By Monidipa Fouzder >>

Stressed and overworked Crown Prosecution Staff are in danger of burnout if courts list too many cases quickly to clear the justice backlog, the director of public prosecutions has warned.

The lord chancellor has announced that there will be no cap on judicial sitting days and Crown courts have been authorised to work at ‘full throttle’ to their maximum capacity.

Appearing before the Commons justice select committee yesterday, Max Hill QC said prosecutors were individually dealing with a 20%-80% uplift of so-called ‘live’ cases compared with February 2020.

He said: ‘I worry about the fatigue that they bear. We need to look after our own staff. It’s testament to their determination and extraordinary hard work that we have done as well as we have under Covid.’

The DPP paid tribute to ‘fearless’ trade union colleagues who have been ensuring the CPS looks after staff as a priority. ‘If we let go of that, then I do fear burnout, and I do fear the task of bearing down on the overall case backlog as well as the problems in the prosecution of rape will lead to undue fatigue. I think it’s right that I sound that warning.’

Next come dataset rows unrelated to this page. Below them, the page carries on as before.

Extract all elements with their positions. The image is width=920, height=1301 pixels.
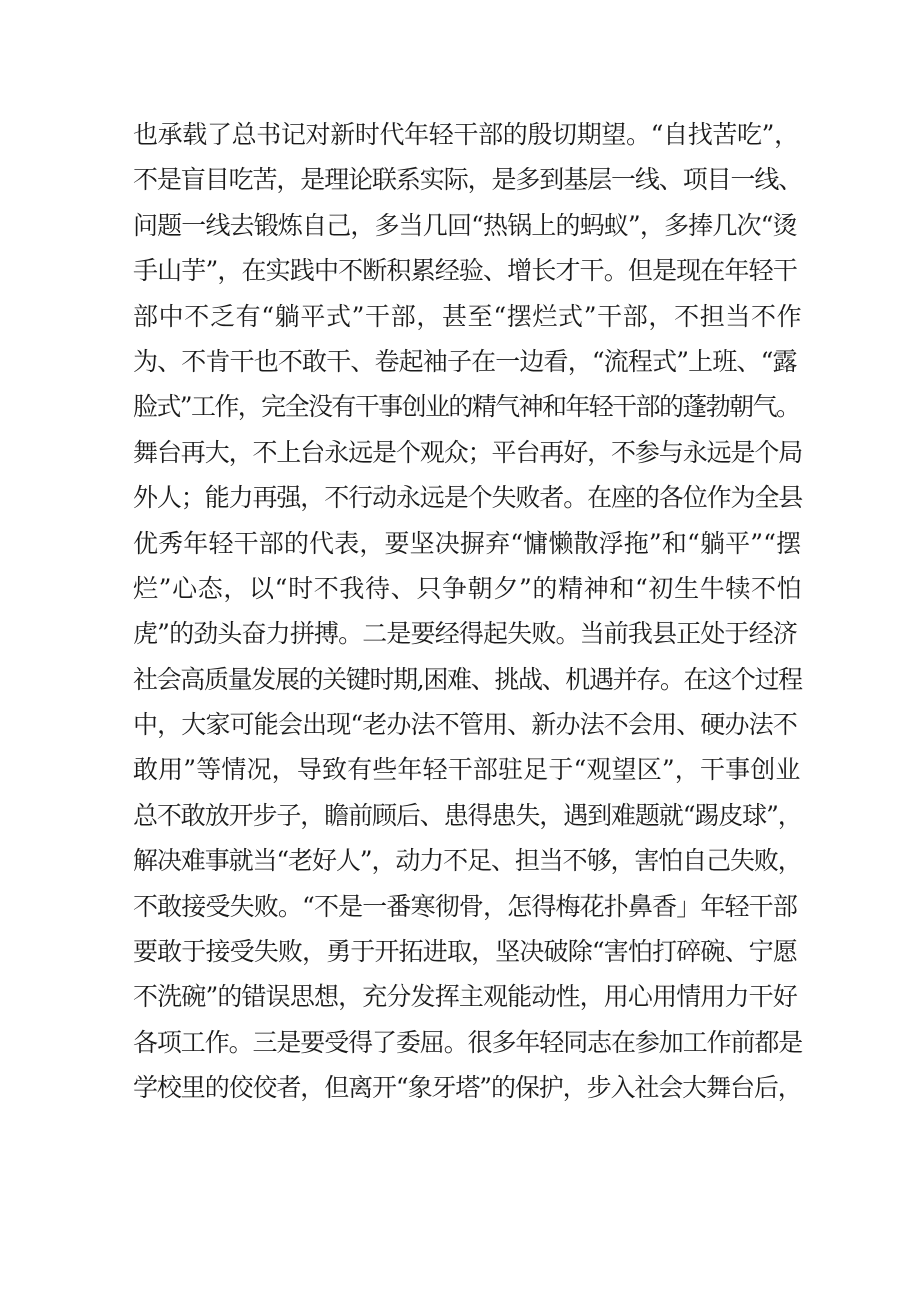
text-line: 部中不乏有“躺平式”干部，甚至“摆烂式”干部，不担当不作	[133, 301, 803, 331]
text-line: 也承载了总书记对新时代年轻干部的殷切期望。“自找苦吃”，	[133, 120, 799, 149]
text-line: 脸式”工作，完全没有干事创业的精气神和年轻干部的蓬勃朝气。	[133, 392, 800, 422]
text-line: 中，大家可能会出现“老办法不管用、新办法不会用、硬办法不	[133, 710, 797, 740]
text-line: 总不敢放开步子，瞻前顾后、患得患失，遇到难题就“踢皮球”，	[133, 800, 802, 830]
text-line: 解决难事就当“老好人”，动力不足、担当不够，害怕自己失败，	[133, 846, 802, 876]
text-line: 敢用”等情况，导致有些年轻干部驻足于“观望区”，干事创业	[133, 755, 801, 785]
text-line: 舞台再大，不上台永远是个观众；平台再好，不参与永远是个局	[133, 437, 803, 467]
text-line: 优秀年轻干部的代表，要坚决摒弃“慵懒散浮拖”和“躺平”“摆	[133, 528, 802, 558]
text-line: 不是盲目吃苦，是理论联系实际，是多到基层一线、项目一线、	[133, 165, 803, 195]
text-line: 不敢接受失败。“不是一番寒彻骨，怎得梅花扑鼻香」年轻干部	[133, 891, 797, 921]
text-line: 虎”的劲头奋力拼搏。二是要经得起失败。当前我县正处于经济	[133, 619, 797, 649]
text-line: 学校里的佼佼者，但离开“象牙塔”的保护，步入社会大舞台后，	[133, 1073, 802, 1103]
text-line: 手山芋”，在实践中不断积累经验、增长才干。但是现在年轻干	[133, 256, 797, 286]
text-line: 社会高质量发展的关键时期,困难、挑战、机遇并存。在这个过程	[133, 664, 802, 694]
body-text	[133, 112, 803, 1111]
text-line: 要敢于接受失败，勇于开拓进取，坚决破除“害怕打碎碗、宁愿	[133, 937, 797, 967]
text-line: 不洗碗”的错误思想，充分发挥主观能动性，用心用情用力干好	[133, 982, 797, 1012]
text-line: 各项工作。三是要受得了委屈。很多年轻同志在参加工作前都是	[133, 1027, 803, 1057]
text-line: 问题一线去锻炼自己，多当几回“热锅上的蚂蚁”，多捧几次“烫	[133, 210, 797, 240]
text-line: 为、不肯干也不敢干、卷起袖子在一边看，“流程式”上班、“露	[133, 346, 797, 376]
text-line: 外人；能力再强，不行动永远是个失败者。在座的各位作为全县	[133, 483, 803, 513]
text-line: 烂”心态，以“时不我待、只争朝夕”的精神和“初生牛犊不怕	[133, 573, 803, 603]
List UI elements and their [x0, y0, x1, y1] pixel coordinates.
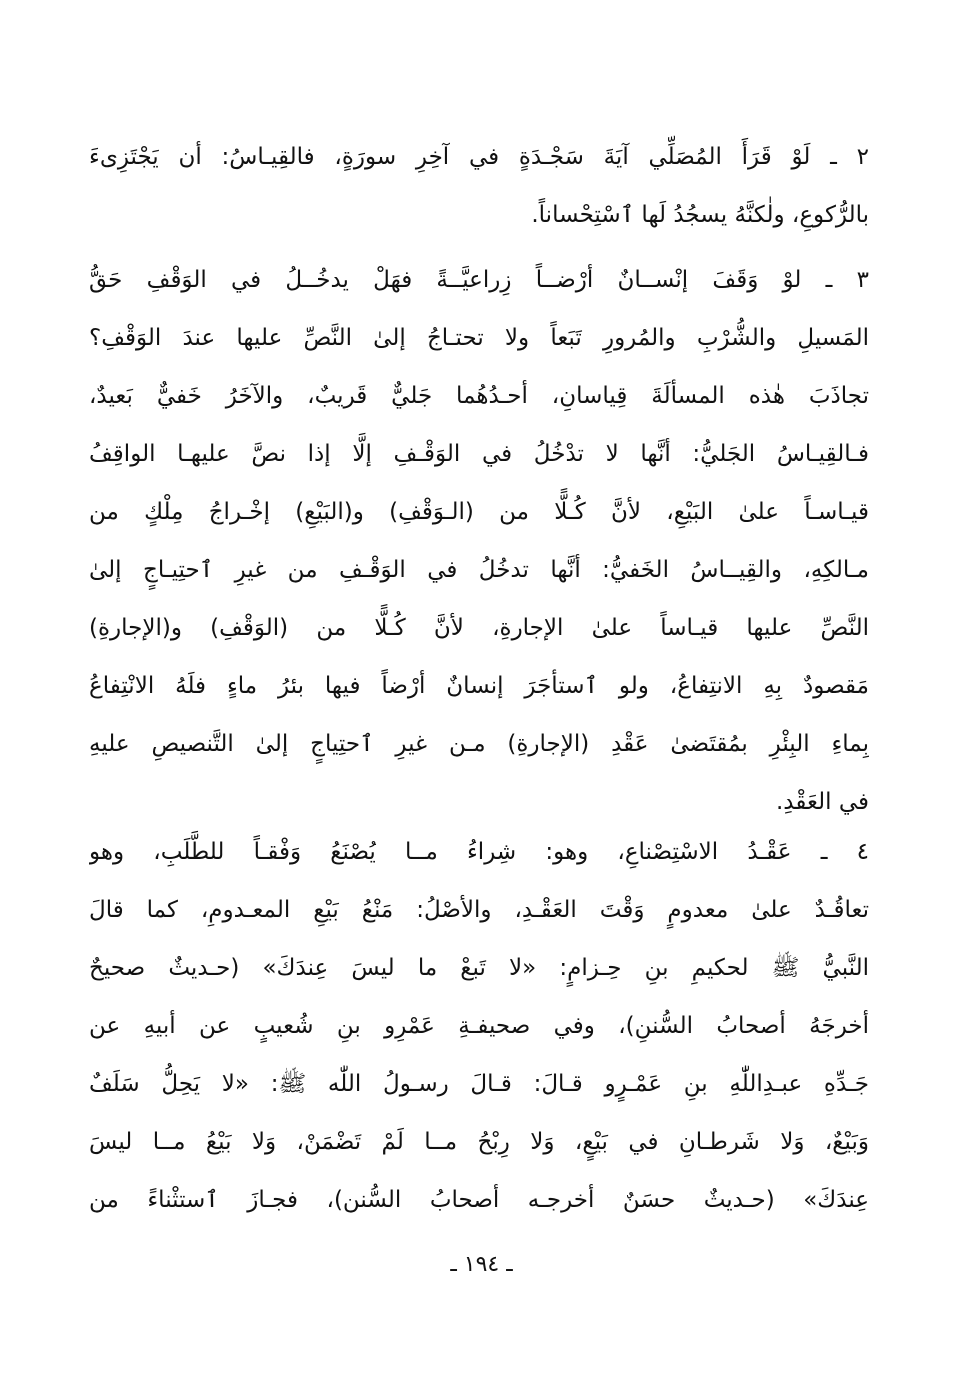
text-line: النَّبيُّ ﷺ لحكيمِ بنِ حِـزامٍ: «لا تَبعْ ما ليسَ عِندَكَ» (حـديثٌ صحيحٌ	[89, 955, 869, 981]
text-line: بِماءِ البِئْرِ بمُقتَضىٰ عَقْدِ (الإجارةِ) مـن غيرِ ٱحتِياجٍ إلىٰ التَّنصيصِ عليهِ	[89, 731, 869, 757]
text-line: تجاذَبَ هٰذه المسألَةَ قِياسانِ، أحـدُهُما جَليٌّ قَريبٌ، والآخَرُ خَفيٌّ بَعيدٌ،	[89, 383, 869, 409]
text-line: ٤ ـ عَقْـدُ الاسْتِصْناعِ، وهو: شِراءُ مــا يُصْنَعُ وَفْقـاً للطَّلَبِ، وهو	[89, 839, 869, 865]
text-line: تعاقُـدٌ علىٰ معدومٍ وَقْتَ العَقْـدِ، والأصْلُ: مَنْعُ بَيْعِ المعـدومِ، كما قالَ	[89, 897, 869, 923]
text-line: ٣ ـ لوْ وَقَفَ إنْســانٌ أرْضــاً زِراعيَّــةً فهَلْ يدخُــلُ في الوَقْفِ حَقُّ	[89, 267, 869, 293]
text-line: ٢ ـ لَوْ قَرَأَ المُصَلِّي آيَةَ سَجْـدَةٍ في آخِرِ سورَةٍ، فالقِيـاسُ: أن يَجْتَزِىءَ	[89, 144, 869, 170]
text-line: النَّصِّ عليها قيـاساً علىٰ الإجارةِ، لأنَّ كُـلًّا من (الوَقْفِ) و(الإجارةِ)	[89, 615, 869, 641]
text-line: جَـدِّهِ عبـدِاللّٰهِ بنِ عَمْـرٍو قـالَ: قـالَ رسـولُ اللّٰه ﷺ: «لا يَحِلُّ سَلَفٌ	[89, 1071, 869, 1097]
text-line: بالرُّكوعِ، ولٰكنَّهُ يسجُدُ لَها ٱسْتِحْساناً.	[531, 202, 869, 228]
paragraph-1	[89, 128, 869, 244]
text-line: قيـاسـاً علىٰ البَيْعِ، لأنَّ كُـلًّا من (الـوَقْفِ) و(البَيْعِ) إخْـراجُ مِلْكٍ من	[89, 499, 869, 525]
paragraph-2	[89, 251, 869, 831]
text-line: وَبَيْعٌ، وَلا شَرطـانِ في بَيْعٍ، وَلا رِبْحُ مــا لَمْ تَضْمَنْ، وَلا بَيْعُ مــا ليسَ	[89, 1129, 869, 1155]
text-line: أخرجَهُ أصحابُ السُّننِ)، وفي صحيفـةِ عَمْرِو بنِ شُعيبٍ عن أبيهِ عن	[89, 1013, 869, 1039]
text-line: مَقصودٌ بِهِ الانتِفاعُ، ولو ٱستأجَرَ إنسانٌ أرْضاً فيها بئرُ ماءٍ فلَهُ الانْتِفاعُ	[89, 673, 869, 699]
text-line: فـالقِيـاسُ الجَليُّ: أنَّها لا تدْخُلُ في الوَقْـفِ إلَّا إذا نصَّ عليهـا الواقِفُ	[89, 441, 869, 467]
text-line: مـالكِهِ، والقِيــاسُ الخَفيُّ: أنَّها تدخُلُ في الوَقْـفِ من غيرِ ٱحتِيـاجٍ إلىٰ	[89, 557, 869, 583]
paragraph-3	[89, 823, 869, 1229]
page-number: ـ ١٩٤ ـ	[450, 1252, 513, 1277]
text-line: في العَقْدِ.	[776, 789, 869, 815]
text-line: المَسيلِ والشُّرْبِ والمُرورِ تَبَعاً ولا تحتـاجُ إلىٰ النَّصِّ عليها عندَ الوَقْفِ؟	[89, 325, 869, 351]
text-line: عِندَكَ» (حـديثٌ حسَنٌ أخرجـه أصحابُ السُّنن)، فجـازَ ٱستثْناءً من	[89, 1187, 869, 1213]
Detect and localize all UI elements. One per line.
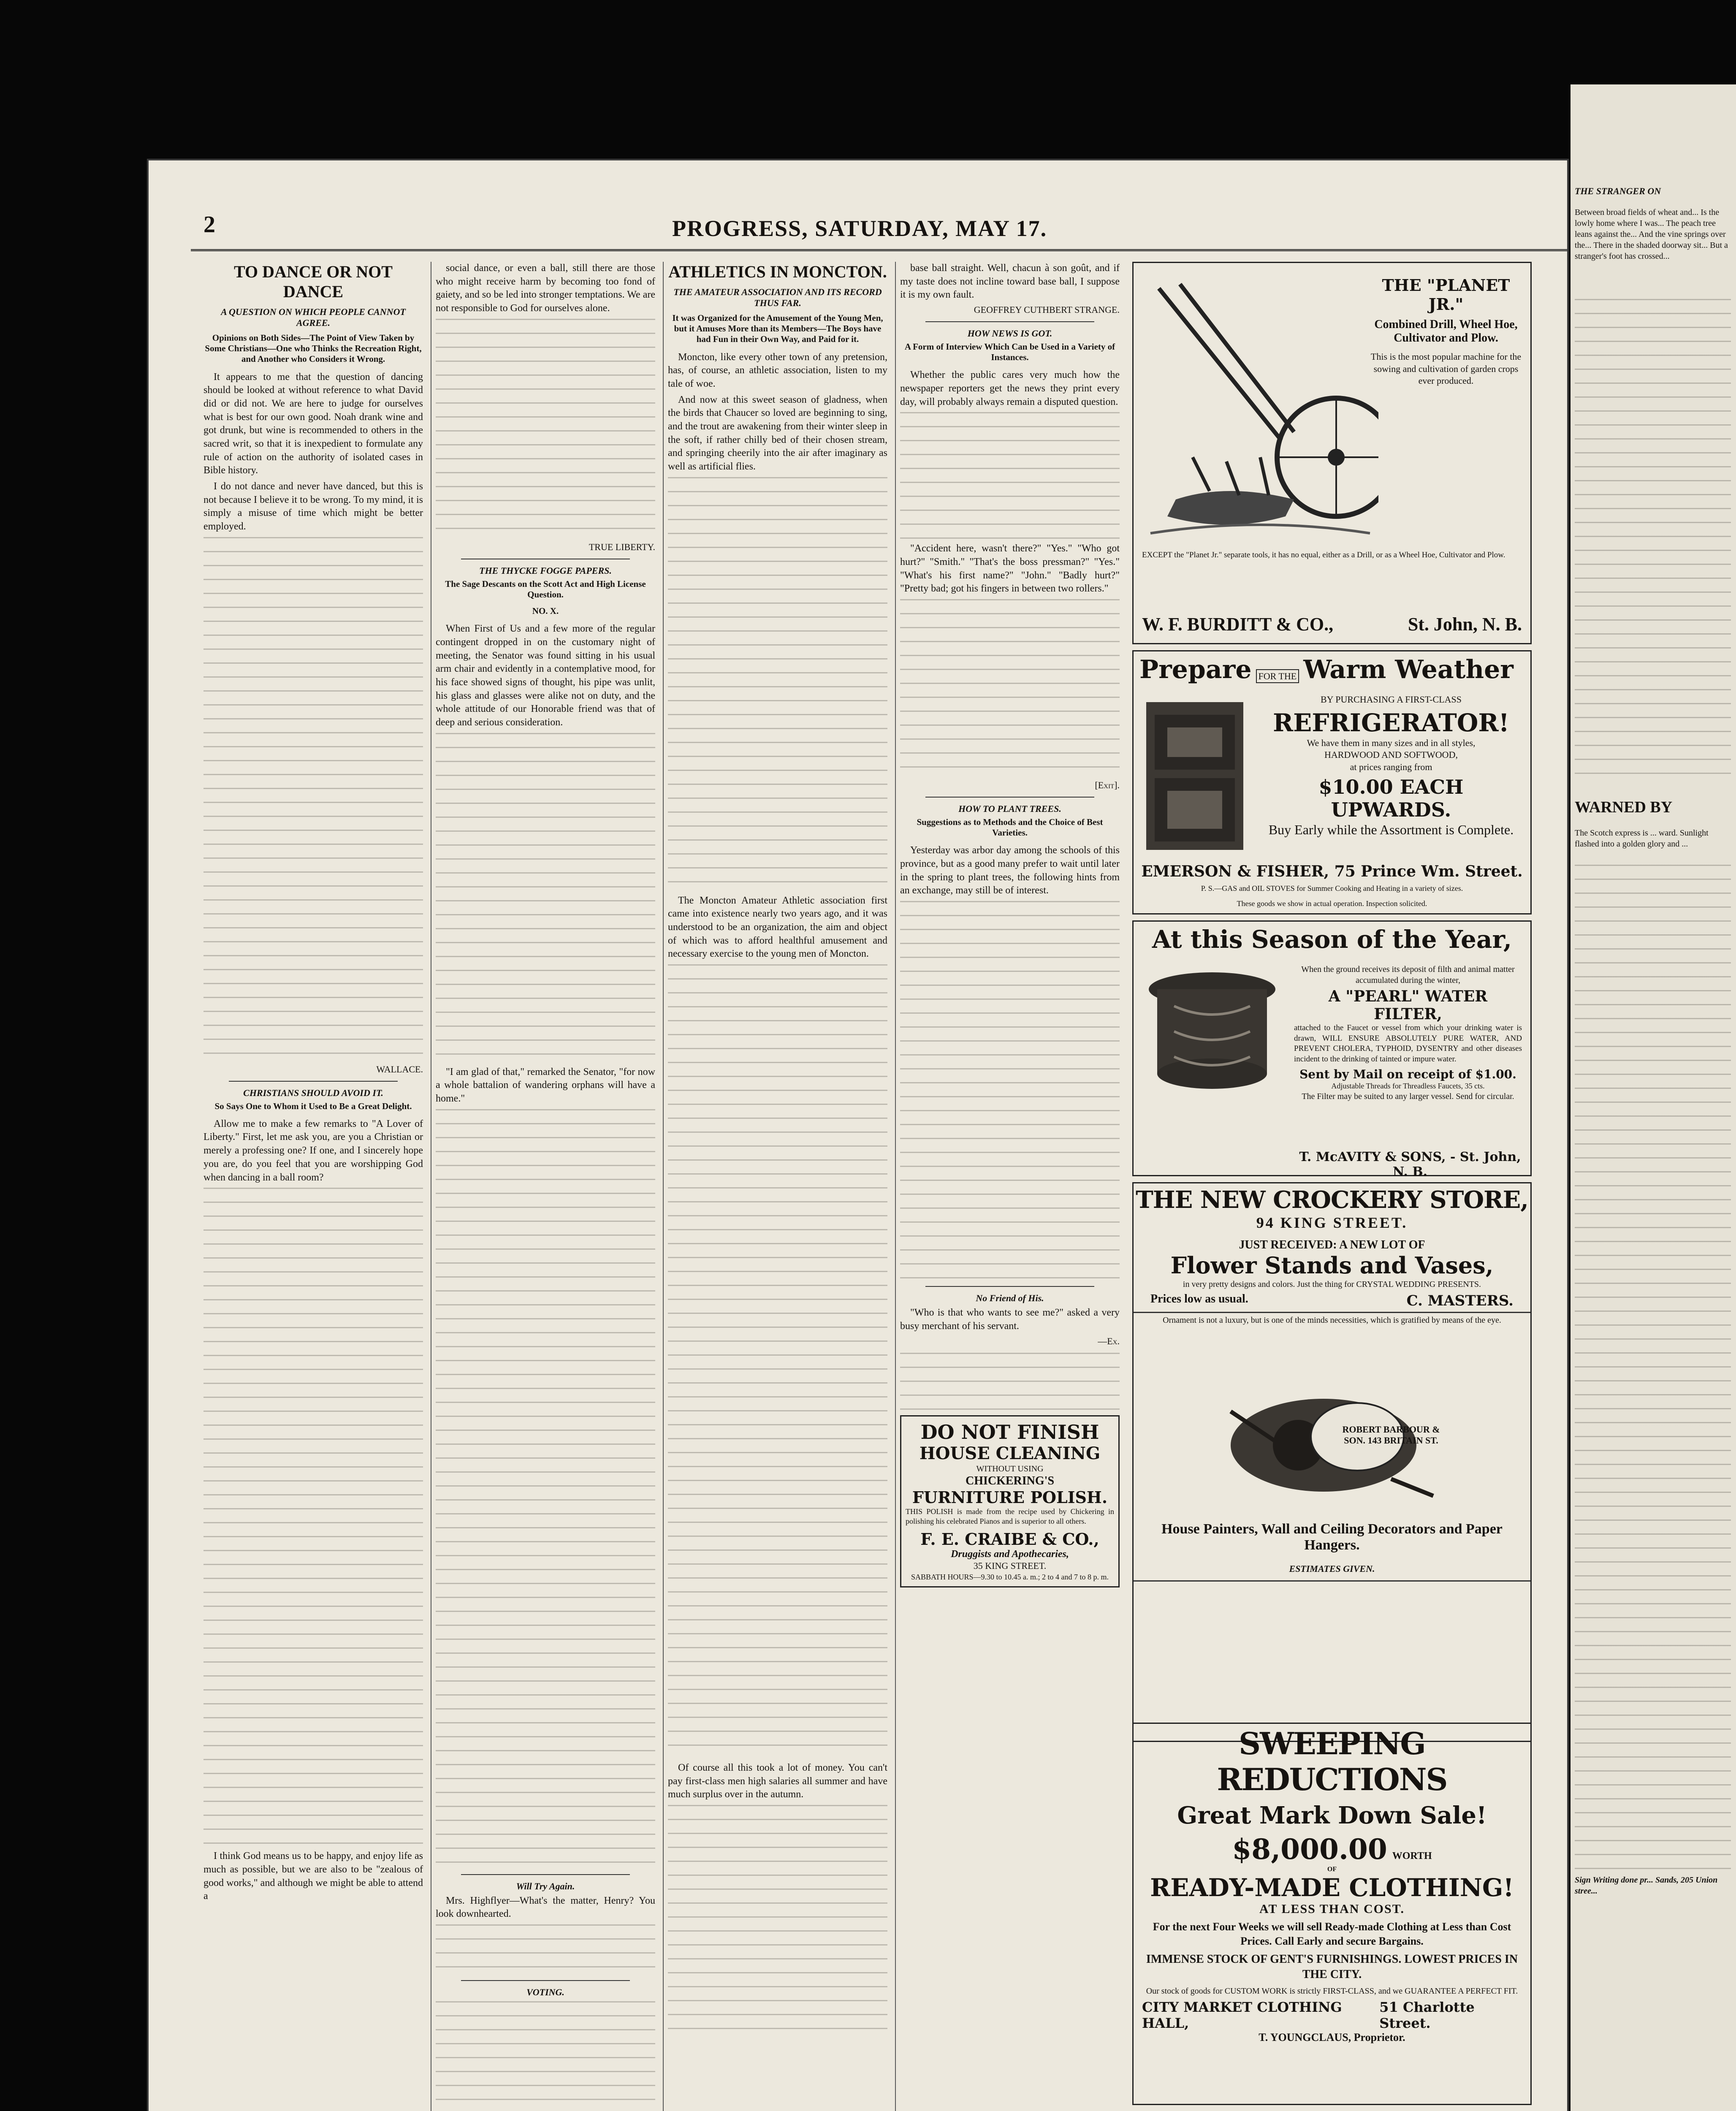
column-2: [436, 262, 655, 2111]
ad-body: For the next Four Weeks we will sell Ready-made Clothing at Less than Cost Prices. Call Early and secure Bargains.: [1153, 1921, 1511, 1947]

Asked about measures to tackle the backlog, Hill said: ‘With an increase in sitting days and some physical increase in Crown court capacity, we must bear in mind the sheer effort it takes to lift a case from computer to court. What that means in the CPS is a paralegal officer will have the task, often at short notice, of preparing bundles for the court, material that has to be ready for presentation to the jury, alongside playing their part in trial preparation [and] victim and witness liaison…

‘If you move too quickly by increasing the number of cases listed, you’re going to create a problem of fatigue on the part of the CPS by the people who then have to support those cases. It’s already really intensive work, supporting a live caseload which is half as big again as it was last year. That can be compounded by listing lots and lots of cases very quickly.

‘We are determined to play our part here but I’m just calling for very careful conversation about how to triage these cases, how to prioritise them, and try to work our way through.’